You could use this problem with the whole class as it is an example of a low threshold, high ceiling activity - accessible to all but challenging for the most confident.

You may want to start by asking some simpler questions and model them using the interactivity, for example:

- Ben has $15$ bulbs of garlic. (Scroll down to $15$)
- Can he plant them in rows of two? Why? Check using the interactivity.
- Can he plant them in rows of three? Why? Check using the interactivity.
- Can he plant them in rows of four? Why? Check using the interactivity.
- What else could you tell me?

Then, without using the interactivity, ask the children to find how many bulbs Ben could have if he plants them in rows of, say, four, but has one left over. Have cubes or counters available for them to use. You might also want to have squared paper available. Take answers and list them, using the interactivity to check them. Put them in order of size to help pattern spotting. Encourage
comments which indicate the children have spotted the pattern (it's one more than the four times table) rather than specific (it could be $41, 5, 25 \ldots$)

Pose the first part of the written problem and invite pupils to 'think, pair, share' - think on their own, then talk to a partner about what they think the solution might be, and/or how they might work it out.

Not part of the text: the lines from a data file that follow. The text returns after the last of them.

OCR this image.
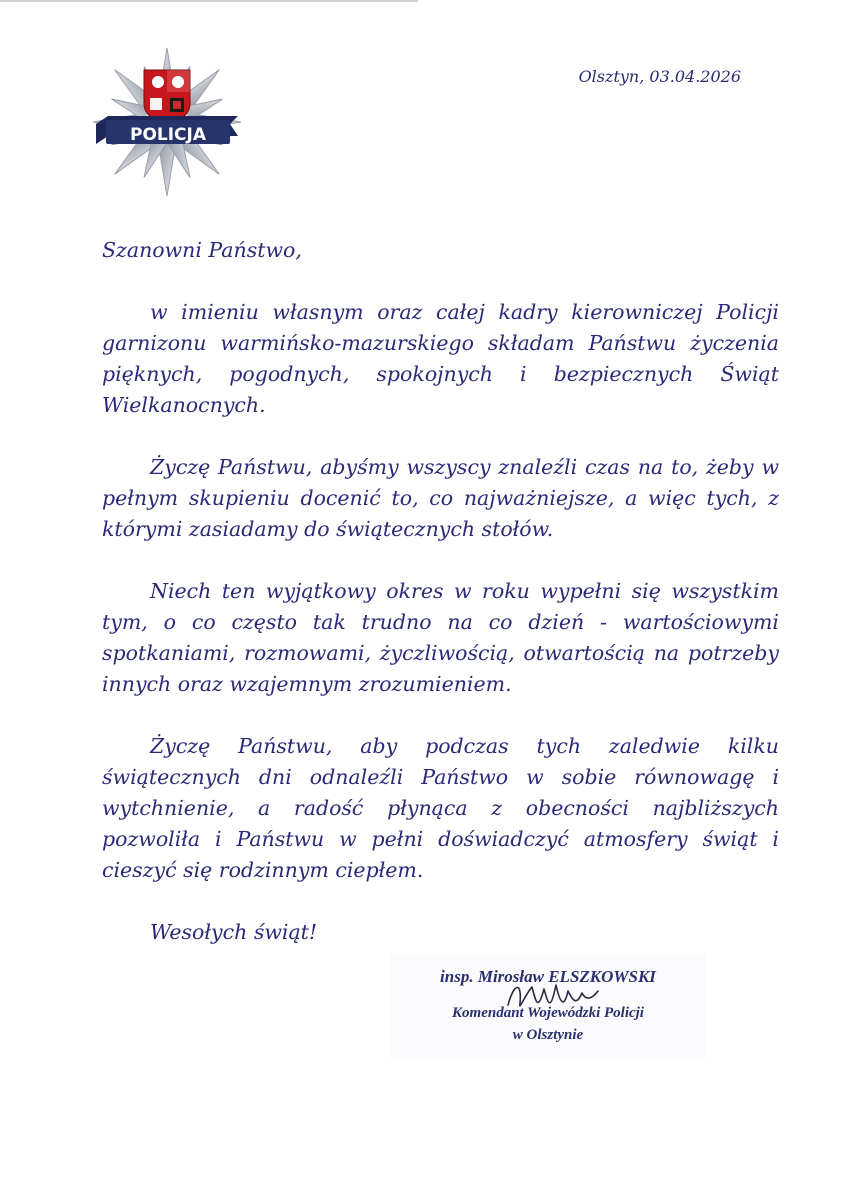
POLICJA
Olsztyn, 03.04.2026

Szanowni Państwo,

w imieniu własnym oraz całej kadry kierowniczej Policji garnizonu warmińsko-mazurskiego składam Państwu życzenia pięknych, pogodnych, spokojnych i bezpiecznych Świąt Wielkanocnych.

Życzę Państwu, abyśmy wszyscy znaleźli czas na to, żeby w pełnym skupieniu docenić to, co najważniejsze, a więc tych, z którymi zasiadamy do świątecznych stołów.

Niech ten wyjątkowy okres w roku wypełni się wszystkim tym, o co często tak trudno na co dzień - wartościowymi spotkaniami, rozmowami, życzliwością, otwartością na potrzeby innych oraz wzajemnym zrozumieniem.

Życzę Państwu, aby podczas tych zaledwie kilku świątecznych dni odnaleźli Państwo w sobie równowagę i wytchnienie, a radość płynąca z obecności najbliższych pozwoliła i Państwu w pełni doświadczyć atmosfery świąt i cieszyć się rodzinnym ciepłem.

Wesołych świąt!

insp. Mirosław ELSZKOWSKI
Komendant Wojewódzki Policji
w Olsztynie
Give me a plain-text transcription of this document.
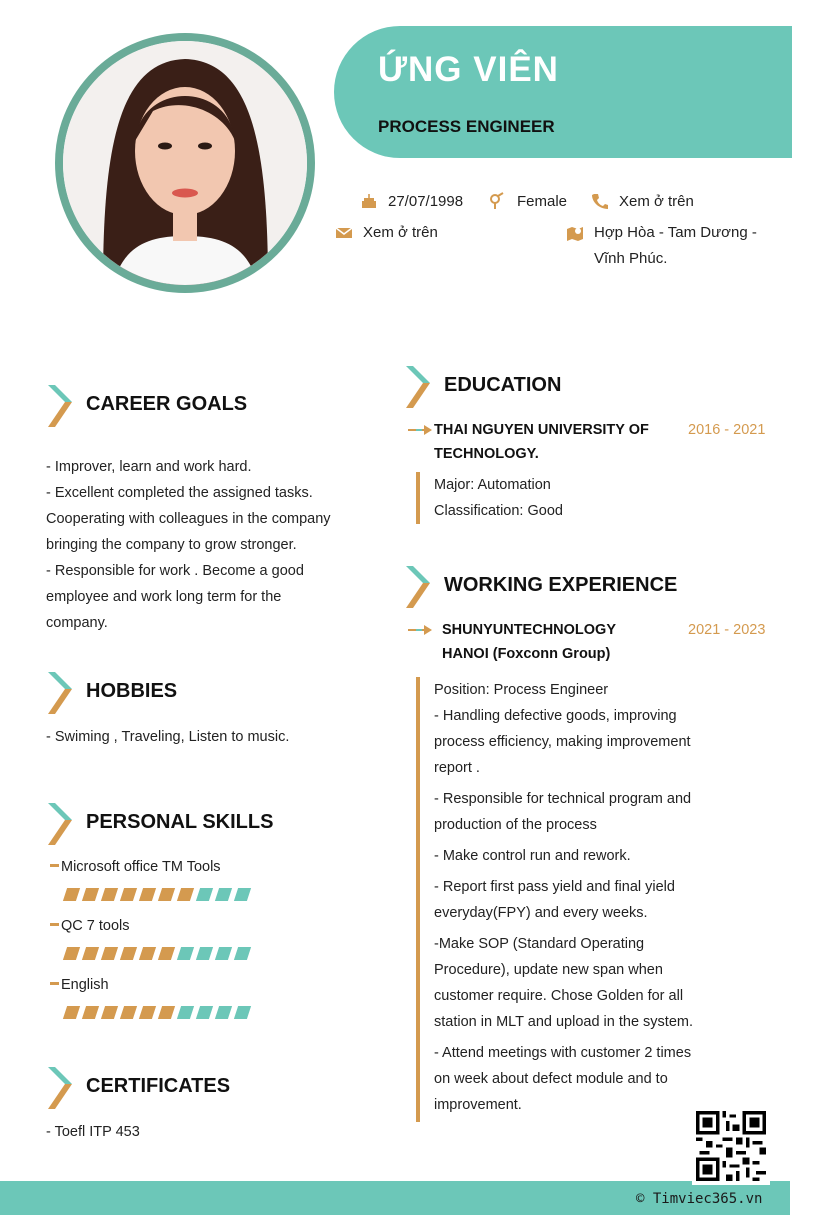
ỨNG VIÊN
PROCESS ENGINEER
27/07/1998	Female	Xem ở trên
Xem ở trên	Hợp Hòa - Tam Dương -
Vĩnh Phúc.
CAREER GOALS
- Improver, learn and work hard.
- Excellent completed the assigned tasks.
Cooperating with colleagues in the company
bringing the company to grow stronger.
- Responsible for work . Become a good
employee and work long term for the
company.
HOBBIES
- Swiming , Traveling, Listen to music.
PERSONAL SKILLS
Microsoft office TM Tools
QC 7 tools
English
CERTIFICATES
- Toefl ITP 453
EDUCATION
THAI NGUYEN UNIVERSITY OF
TECHNOLOGY.
2016 - 2021
Major: Automation
Classification: Good
WORKING EXPERIENCE
SHUNYUNTECHNOLOGY
HANOI (Foxconn Group)
2021 - 2023
Position: Process Engineer
- Handling defective goods, improving
process efficiency, making improvement
report .
- Responsible for technical program and
production of the process
- Make control run and rework.
- Report first pass yield and final yield
everyday(FPY) and every weeks.
-Make SOP (Standard Operating
Procedure), update new span when
customer require. Chose Golden for all
station in MLT and upload in the system.
- Attend meetings with customer 2 times
on week about defect module and to
improvement.
© Timviec365.vn
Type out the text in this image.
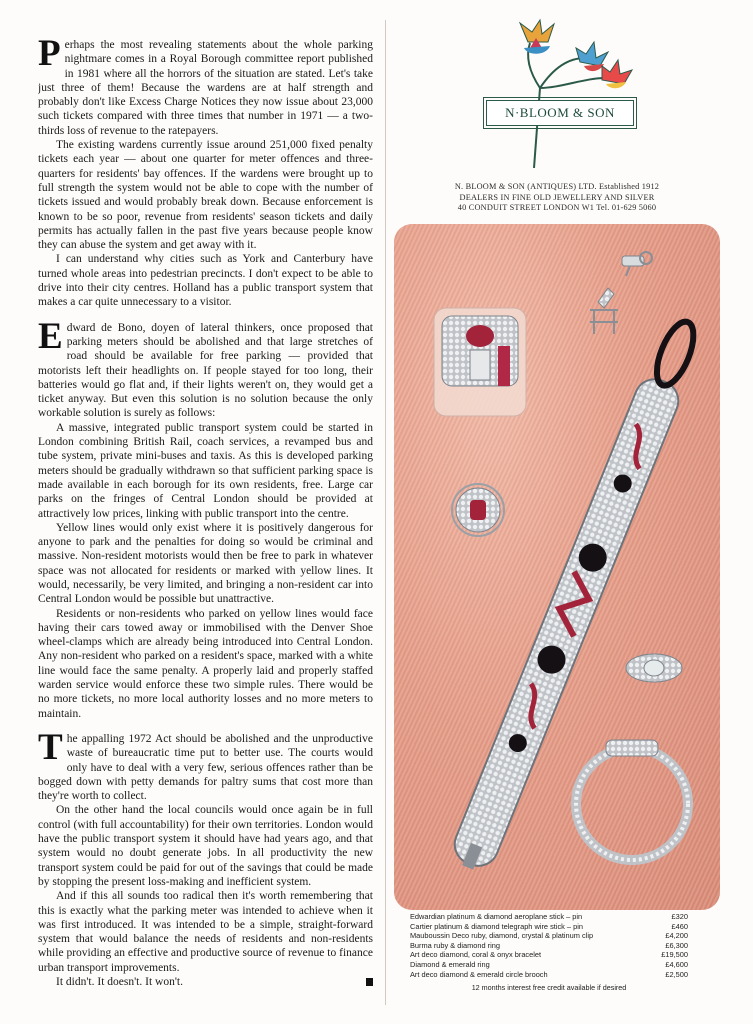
Perhaps the most revealing statements about the whole parking nightmare comes in a Royal Borough committee report published in 1981 where all the horrors of the situation are stated. Let's take just three of them! Because the wardens are at half strength and probably don't like Excess Charge Notices they now issue about 23,000 such tickets compared with three times that number in 1971 — a two-thirds loss of revenue to the ratepayers.

The existing wardens currently issue around 251,000 fixed penalty tickets each year — about one quarter for meter offences and three-quarters for residents' bay offences. If the wardens were brought up to full strength the system would not be able to cope with the number of tickets issued and would probably break down. Because enforcement is known to be so poor, revenue from residents' season tickets and daily permits has actually fallen in the past five years because people know they can abuse the system and get away with it.

I can understand why cities such as York and Canterbury have turned whole areas into pedestrian precincts. I don't expect to be able to drive into their city centres. Holland has a public transport system that makes a car quite unnecessary to a visitor.

Edward de Bono, doyen of lateral thinkers, once proposed that parking meters should be abolished and that large stretches of road should be available for free parking — provided that motorists left their headlights on. If people stayed for too long, their batteries would go flat and, if their lights weren't on, they would get a ticket anyway. But even this solution is no solution because the only workable solution is surely as follows:

A massive, integrated public transport system could be started in London combining British Rail, coach services, a revamped bus and tube system, private mini-buses and taxis. As this is developed parking meters should be gradually withdrawn so that sufficient parking space is made available in each borough for its own residents, free. Large car parks on the fringes of Central London should be provided at attractively low prices, linking with public transport into the centre.

Yellow lines would only exist where it is positively dangerous for anyone to park and the penalties for doing so would be criminal and massive. Non-resident motorists would then be free to park in whatever space was not allocated for residents or marked with yellow lines. It would, necessarily, be very limited, and bringing a non-resident car into Central London would be possible but unattractive.

Residents or non-residents who parked on yellow lines would face having their cars towed away or immobilised with the Denver Shoe wheel-clamps which are already being introduced into Central London. Any non-resident who parked on a resident's space, marked with a white line would face the same penalty. A properly laid and properly staffed warden service would enforce these two simple rules. There would be no more tickets, no more local authority losses and no more meters to maintain.

The appalling 1972 Act should be abolished and the unproductive waste of bureaucratic time put to better use. The courts would only have to deal with a very few, serious offences rather than be bogged down with petty demands for paltry sums that cost more than they're worth to collect.

On the other hand the local councils would once again be in full control (with full accountability) for their own territories. London would have the public transport system it should have had years ago, and that system would no doubt generate jobs. In all productivity the new transport system could be paid for out of the savings that could be made by stopping the present loss-making and inefficient system.

And if this all sounds too radical then it's worth remembering that this is exactly what the parking meter was intended to achieve when it was first introduced. It was intended to be a simple, straight-forward system that would balance the needs of residents and non-residents while providing an effective and productive source of revenue to finance urban transport improvements.

It didn't. It doesn't. It won't.

N·BLOOM & SON
N. BLOOM & SON (ANTIQUES) LTD. Established 1912
DEALERS IN FINE OLD JEWELLERY AND SILVER
40 CONDUIT STREET LONDON W1 Tel. 01-629 5060
Edwardian platinum & diamond aeroplane stick – pin	£320
Cartier platinum & diamond telegraph wire stick – pin	£460
Mauboussin Deco ruby, diamond, crystal & platinum clip	£4,200
Burma ruby & diamond ring	£6,300
Art deco diamond, coral & onyx bracelet	£19,500
Diamond & emerald ring	£4,600
Art deco diamond & emerald circle brooch	£2,500
12 months interest free credit available if desired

Take suggestions and if appropriate let one or two children come to the IWB to model their ideas.

Pose the rest of the problem and leave the children to pursue their ideas, working in pairs. Emphasise that you are interested in the answer, but also interested in the way that the children found it. If you are working in a room where there are lots of computers the children can use the interactivity to check their solutions. Otherwise pegboards, cubes, or any other units such as bottle
tops can be helpful.

Bring the children together and share their findings, again encouraging working that is systematic and helping them to differentiate between specific answers and general ones ('if there is one left over with two rows it must be an odd number', rather than 'it must be $21$ or $15$ or $21$').

What is the same about these answers?

How could we record our results to help us to spot a pattern?

Children who find this easy could make up their own questions for a partner. Devising a question which has a unique answer is quite difficult.

Physical apparatus helps to consolidate the idea of 'one more than a multiple'. Listing possible answers in order of size can also help the children to spot patterns - encourage them to work systematically.